In a speech to the delegates, Carrie Chapman Catt, president of N.A.W.S.A. from 1900 to 1904, declared that women demanded the vote nationwide without delay, and added that “if the Constitution stands in our way, let’s tear it up and make a new one!”

Irritation with President Wilson for neglecting to even mention woman suffrage in his message to Congress day before yesterday has increased. Today he failed to meet with convention representatives Ruth Hanna McCormick and Madeleine McDowell Breckinridge, supposedly due to “illness.” As Connecticut suffragist Katharine Houghton Hepburn noted, if he “had been brought up by an enfranchised mother, he would know more of the needs of Democracy.” Hepburn later vigorously attacked the still-widespread practice of trafficking women for prostitution:

Here in Washington at this very moment, girls are being bought and sold. The President knows it. The District Commissioners know it. The police know it. It is only the secret caucus of the House of Representatives which has prevented the Kenyon “Red Light” Bill from becoming law. I hope that the convention will adopt a resolution which will result in bringing this bill upon the floor of the House, having it debated, and passed. It will in great measure prevent the traffic in vice which is being carried on openly and with official sanction in the National Capital.

Hepburn’s resolution was immediately passed.

Carrie Chapman Catt
Carrie Chapman Catt

Rev. Anna Howard Shaw, N.A.W.S.A. president since 1904, was re-elected, with Jane Addams as First Vice President, an office she has held since 1911. They have a tough job ahead of them, but have now succeeded in revising the group’s constitution to help fund their more expansive – and expensive – efforts.
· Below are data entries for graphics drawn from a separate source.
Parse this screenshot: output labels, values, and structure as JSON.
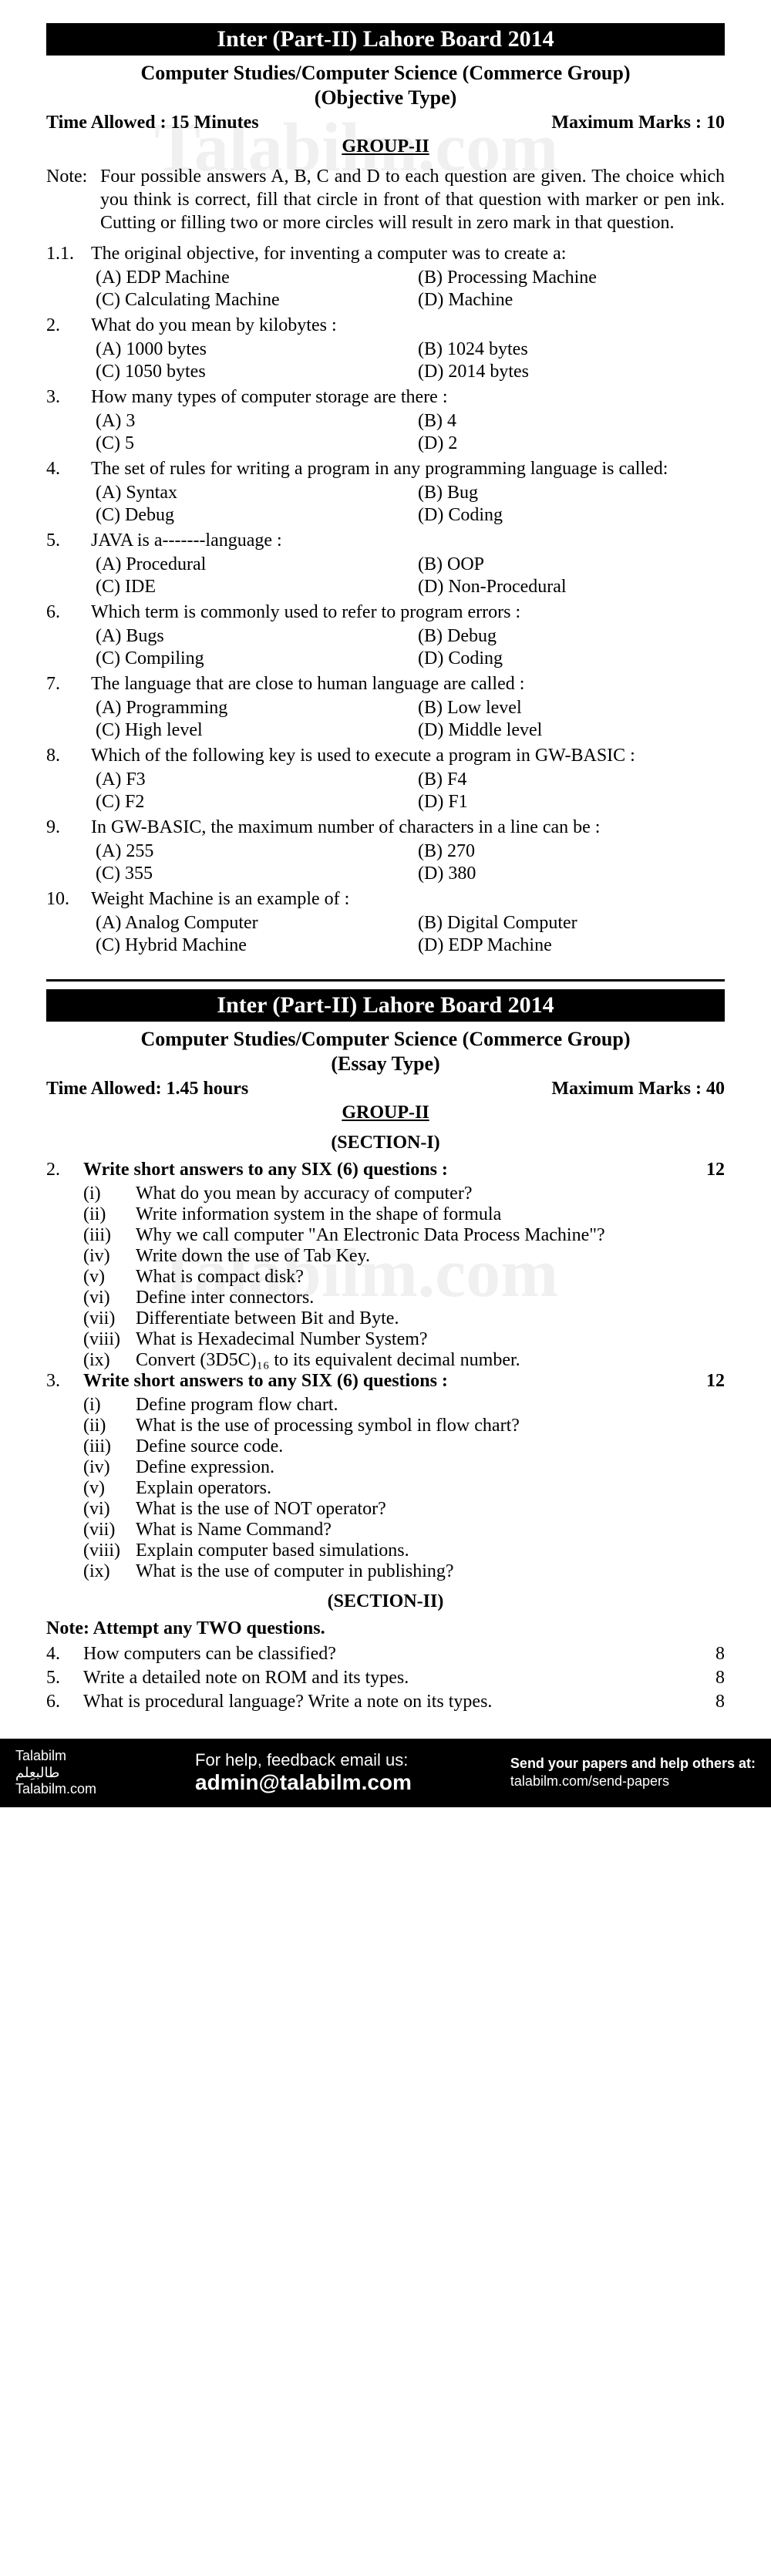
{
  "banner": "Inter (Part-II) Lahore Board 2014",
  "subject": "Computer Studies/Computer Science (Commerce Group)",
  "obj": {
    "type": "(Objective Type)",
    "time": "Time Allowed : 15 Minutes",
    "marks": "Maximum Marks : 10",
    "group": "GROUP-II",
    "note_label": "Note:",
    "note": "Four possible answers A, B, C and D to each question are given. The choice which you think is correct, fill that circle in front of that question with marker or pen ink. Cutting or filling two or more circles will result in zero mark in that question.",
    "questions": [
      {
        "n": "1.1.",
        "q": "The original objective, for inventing a computer was to create a:",
        "opts": [
          "(A) EDP Machine",
          "(B) Processing Machine",
          "(C) Calculating Machine",
          "(D) Machine"
        ]
      },
      {
        "n": "2.",
        "q": "What do you mean by kilobytes :",
        "opts": [
          "(A) 1000 bytes",
          "(B) 1024 bytes",
          "(C) 1050 bytes",
          "(D) 2014 bytes"
        ]
      },
      {
        "n": "3.",
        "q": "How many types of computer storage are there :",
        "opts": [
          "(A) 3",
          "(B) 4",
          "(C) 5",
          "(D) 2"
        ]
      },
      {
        "n": "4.",
        "q": "The set of rules for writing a program in any programming language is called:",
        "opts": [
          "(A) Syntax",
          "(B) Bug",
          "(C) Debug",
          "(D) Coding"
        ]
      },
      {
        "n": "5.",
        "q": "JAVA is a-------language :",
        "opts": [
          "(A) Procedural",
          "(B) OOP",
          "(C) IDE",
          "(D) Non-Procedural"
        ]
      },
      {
        "n": "6.",
        "q": "Which term is commonly used to refer to program errors :",
        "opts": [
          "(A) Bugs",
          "(B) Debug",
          "(C) Compiling",
          "(D) Coding"
        ]
      },
      {
        "n": "7.",
        "q": "The language that are close to human language are called :",
        "opts": [
          "(A) Programming",
          "(B) Low level",
          "(C) High level",
          "(D) Middle level"
        ]
      },
      {
        "n": "8.",
        "q": "Which of the following key is used to execute a program in GW-BASIC :",
        "opts": [
          "(A) F3",
          "(B) F4",
          "(C) F2",
          "(D) F1"
        ]
      },
      {
        "n": "9.",
        "q": "In GW-BASIC, the maximum number of characters in a line can be :",
        "opts": [
          "(A) 255",
          "(B) 270",
          "(C) 355",
          "(D) 380"
        ]
      },
      {
        "n": "10.",
        "q": "Weight Machine is an example of :",
        "opts": [
          "(A) Analog Computer",
          "(B) Digital Computer",
          "(C) Hybrid Machine",
          "(D) EDP Machine"
        ]
      }
    ]
  },
  "essay": {
    "type": "(Essay Type)",
    "time": "Time Allowed: 1.45 hours",
    "marks": "Maximum Marks : 40",
    "group": "GROUP-II",
    "section1": "(SECTION-I)",
    "q2": {
      "n": "2.",
      "text": "Write short answers to any SIX (6) questions :",
      "marks": "12",
      "subs": [
        {
          "n": "(i)",
          "t": "What do you mean by accuracy of computer?"
        },
        {
          "n": "(ii)",
          "t": "Write information system in the shape of formula"
        },
        {
          "n": "(iii)",
          "t": "Why we call computer \"An Electronic Data Process Machine\"?"
        },
        {
          "n": "(iv)",
          "t": "Write down the use of Tab Key."
        },
        {
          "n": "(v)",
          "t": "What is compact disk?"
        },
        {
          "n": "(vi)",
          "t": "Define inter connectors."
        },
        {
          "n": "(vii)",
          "t": "Differentiate between Bit and Byte."
        },
        {
          "n": "(viii)",
          "t": "What is Hexadecimal Number System?"
        },
        {
          "n": "(ix)",
          "t": "Convert (3D5C)₁₆ to its equivalent decimal number."
        }
      ]
    },
    "q3": {
      "n": "3.",
      "text": "Write short answers to any SIX (6) questions :",
      "marks": "12",
      "subs": [
        {
          "n": "(i)",
          "t": "Define program flow chart."
        },
        {
          "n": "(ii)",
          "t": "What is the use of processing symbol in flow chart?"
        },
        {
          "n": "(iii)",
          "t": "Define source code."
        },
        {
          "n": "(iv)",
          "t": "Define expression."
        },
        {
          "n": "(v)",
          "t": "Explain operators."
        },
        {
          "n": "(vi)",
          "t": "What is the use of NOT operator?"
        },
        {
          "n": "(vii)",
          "t": "What is Name Command?"
        },
        {
          "n": "(viii)",
          "t": "Explain computer based simulations."
        },
        {
          "n": "(ix)",
          "t": "What is the use of computer in publishing?"
        }
      ]
    },
    "section2": "(SECTION-II)",
    "note2": "Note: Attempt any TWO questions.",
    "long": [
      {
        "n": "4.",
        "t": "How computers can be classified?",
        "m": "8"
      },
      {
        "n": "5.",
        "t": "Write a detailed note on ROM and its types.",
        "m": "8"
      },
      {
        "n": "6.",
        "t": "What is procedural language? Write a note on its types.",
        "m": "8"
      }
    ]
  },
  "watermarks": [
    "Talabilm.com",
    "Talabilm.com"
  ],
  "footer": {
    "brand1": "Talabilm",
    "brand2": "طالبعِلم",
    "brand3": "Talabilm.com",
    "help1": "For help, feedback email us:",
    "help2": "admin@talabilm.com",
    "send1": "Send your papers and help others at:",
    "send2": "talabilm.com/send-papers"
  }
}
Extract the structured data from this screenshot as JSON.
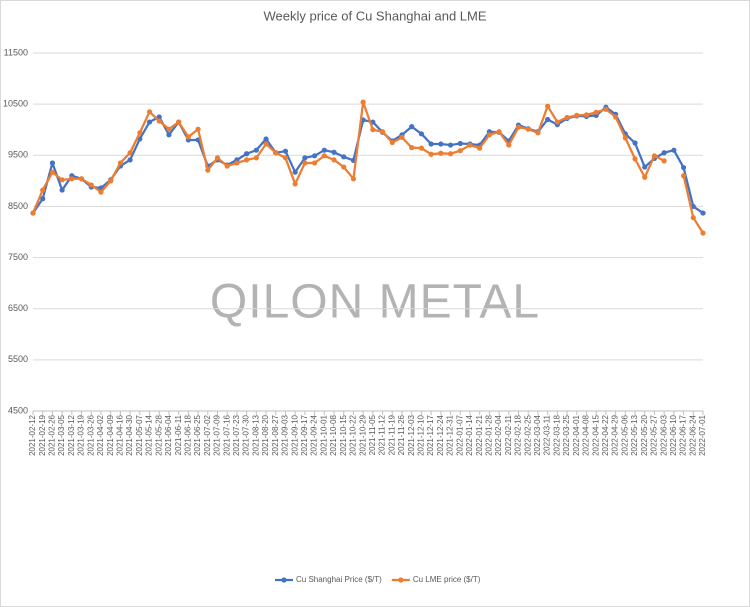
{
  "chart_data": {
    "type": "line",
    "title": "Weekly price of Cu Shanghai and LME",
    "watermark": "QILON METAL",
    "categories": [
      "2021-02-12",
      "2021-02-19",
      "2021-02-26",
      "2021-03-05",
      "2021-03-12",
      "2021-03-19",
      "2021-03-26",
      "2021-04-02",
      "2021-04-09",
      "2021-04-16",
      "2021-04-30",
      "2021-05-07",
      "2021-05-14",
      "2021-05-28",
      "2021-06-04",
      "2021-06-11",
      "2021-06-18",
      "2021-06-25",
      "2021-07-02",
      "2021-07-09",
      "2021-07-16",
      "2021-07-23",
      "2021-07-30",
      "2021-08-13",
      "2021-08-20",
      "2021-08-27",
      "2021-09-03",
      "2021-09-10",
      "2021-09-17",
      "2021-09-24",
      "2021-10-01",
      "2021-10-08",
      "2021-10-15",
      "2021-10-22",
      "2021-10-29",
      "2021-11-05",
      "2021-11-12",
      "2021-11-19",
      "2021-11-26",
      "2021-12-03",
      "2021-12-10",
      "2021-12-17",
      "2021-12-24",
      "2021-12-31",
      "2022-01-07",
      "2022-01-14",
      "2022-01-21",
      "2022-01-28",
      "2022-02-04",
      "2022-02-11",
      "2022-02-18",
      "2022-02-25",
      "2022-03-04",
      "2022-03-11",
      "2022-03-18",
      "2022-03-25",
      "2022-04-01",
      "2022-04-08",
      "2022-04-15",
      "2022-04-22",
      "2022-04-29",
      "2022-05-06",
      "2022-05-13",
      "2022-05-20",
      "2022-05-27",
      "2022-06-03",
      "2022-06-10",
      "2022-06-17",
      "2022-06-24",
      "2022-07-01"
    ],
    "series": [
      {
        "name": "Cu Shanghai Price ($/T)",
        "color": "#4472c4",
        "values": [
          8370,
          8650,
          9350,
          8820,
          9100,
          9040,
          8880,
          8860,
          9020,
          9290,
          9410,
          9820,
          10150,
          10250,
          9900,
          10150,
          9800,
          9800,
          9290,
          9410,
          9310,
          9410,
          9530,
          9600,
          9820,
          9550,
          9580,
          9170,
          9450,
          9490,
          9600,
          9560,
          9470,
          9400,
          10190,
          10150,
          9950,
          9780,
          9900,
          10060,
          9920,
          9720,
          9720,
          9700,
          9730,
          9720,
          9700,
          9960,
          9950,
          9780,
          10090,
          10020,
          9960,
          10200,
          10100,
          10220,
          10270,
          10260,
          10280,
          10440,
          10300,
          9920,
          9740,
          9270,
          9440,
          9550,
          9600,
          9260,
          8500,
          8370
        ]
      },
      {
        "name": "Cu LME price ($/T)",
        "color": "#ed7d31",
        "values": [
          8370,
          8820,
          9170,
          9020,
          9040,
          9040,
          8920,
          8780,
          9000,
          9350,
          9550,
          9940,
          10350,
          10170,
          10010,
          10150,
          9860,
          10010,
          9210,
          9450,
          9290,
          9350,
          9410,
          9450,
          9720,
          9550,
          9450,
          8940,
          9350,
          9350,
          9490,
          9410,
          9270,
          9040,
          10540,
          10000,
          9960,
          9750,
          9850,
          9650,
          9640,
          9520,
          9540,
          9530,
          9590,
          9700,
          9640,
          9900,
          9960,
          9700,
          10050,
          10010,
          9940,
          10460,
          10150,
          10240,
          10280,
          10290,
          10340,
          10400,
          10250,
          9840,
          9430,
          9070,
          9490,
          9390,
          null,
          9100,
          8280,
          7980
        ]
      }
    ],
    "ylim": [
      4500,
      11500
    ],
    "yticks": [
      4500,
      5500,
      6500,
      7500,
      8500,
      9500,
      10500,
      11500
    ],
    "grid": true,
    "legend": "bottom"
  }
}
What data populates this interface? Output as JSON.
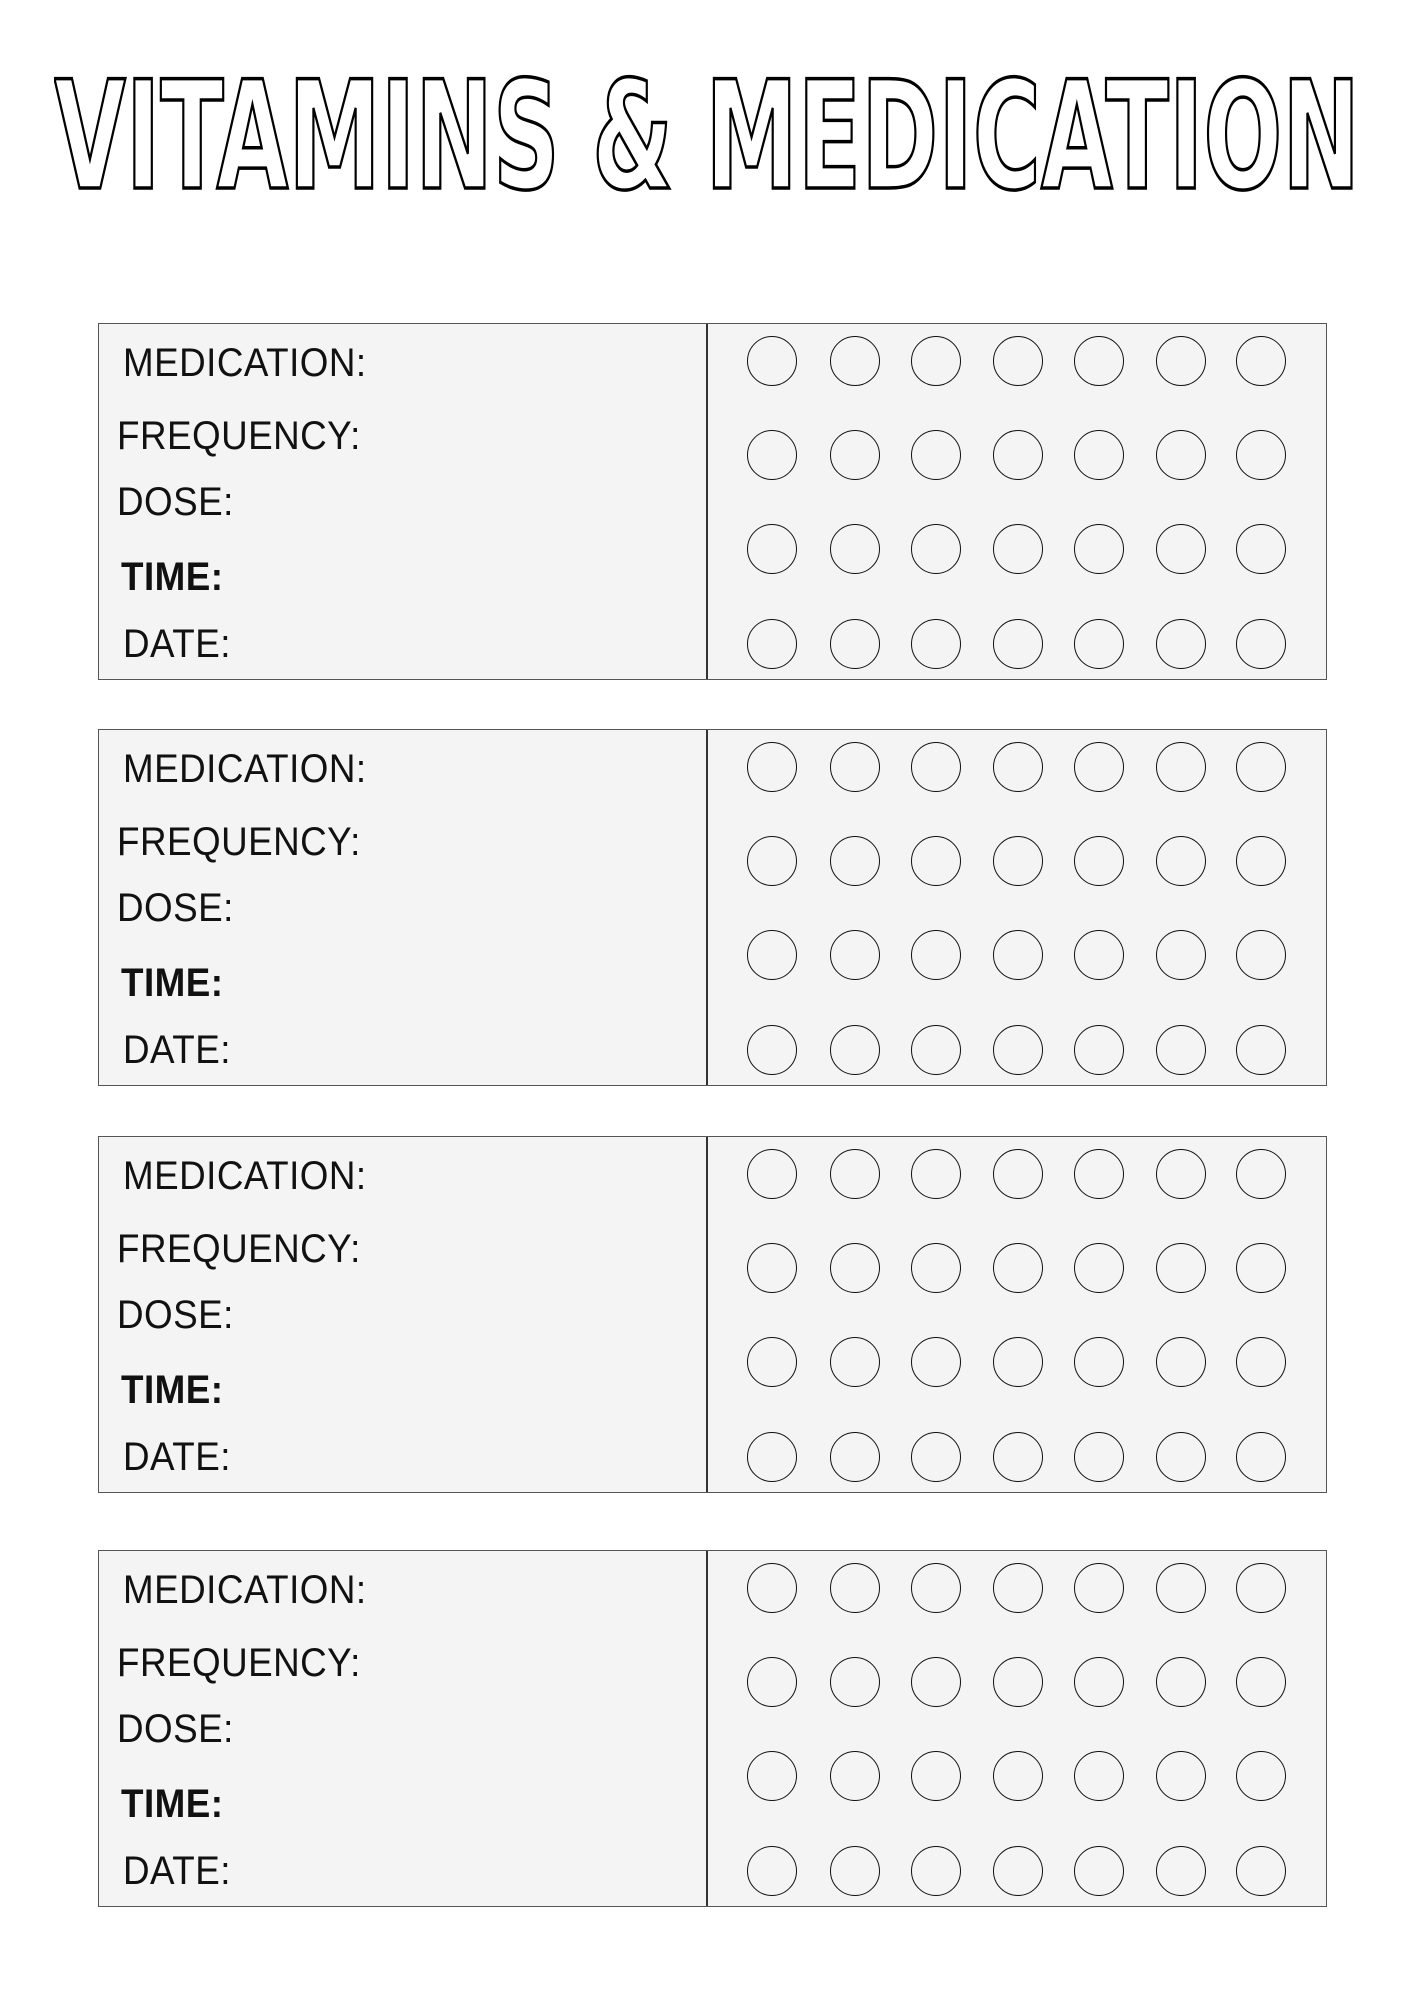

After lengthy and vigorous discussions, the delegates mandated that each year all affiliated chapters must now send N.A.W.S.A.’s national headquarters the equivalent of 5% of their annual expenditures, and that representation in the national organization will be proportional to the amount of money each chapter contributes to the national office, and not to the number of members it has.

Tensions between the “militants” and the more conservative members of the nation’s largest suffrage organization are clearly growing. As one example of this conflict, Alva Belmont tried to introduce a resolution today to move the national headquarters from New York City to Washington, D.C., where “militant” Alice Paul’s N.A.W.S.A. Congressional Committee as well as her Congressional Union for Woman Suffrage are concentrating solely on getting a Constitutional amendment enfranchising women passed by Congress. The “militants” also favor the use of more aggressive tactics to accomplish this goal. But Belmont’s attempt to move N.A.W.S.A. to D.C. failed, as most of the officers and delegates still appear to favor putting the primary focus on a more conservative “State-by-State” approach and using traditional methods of lobbying.

The growing split in N.A.W.S.A. could either hinder the cause through infighting, or reinvigorate it if the “militants” leave N.A.W.S.A. and go their own way, so the next year is shaping up as critical one for the “Votes for Women” movement.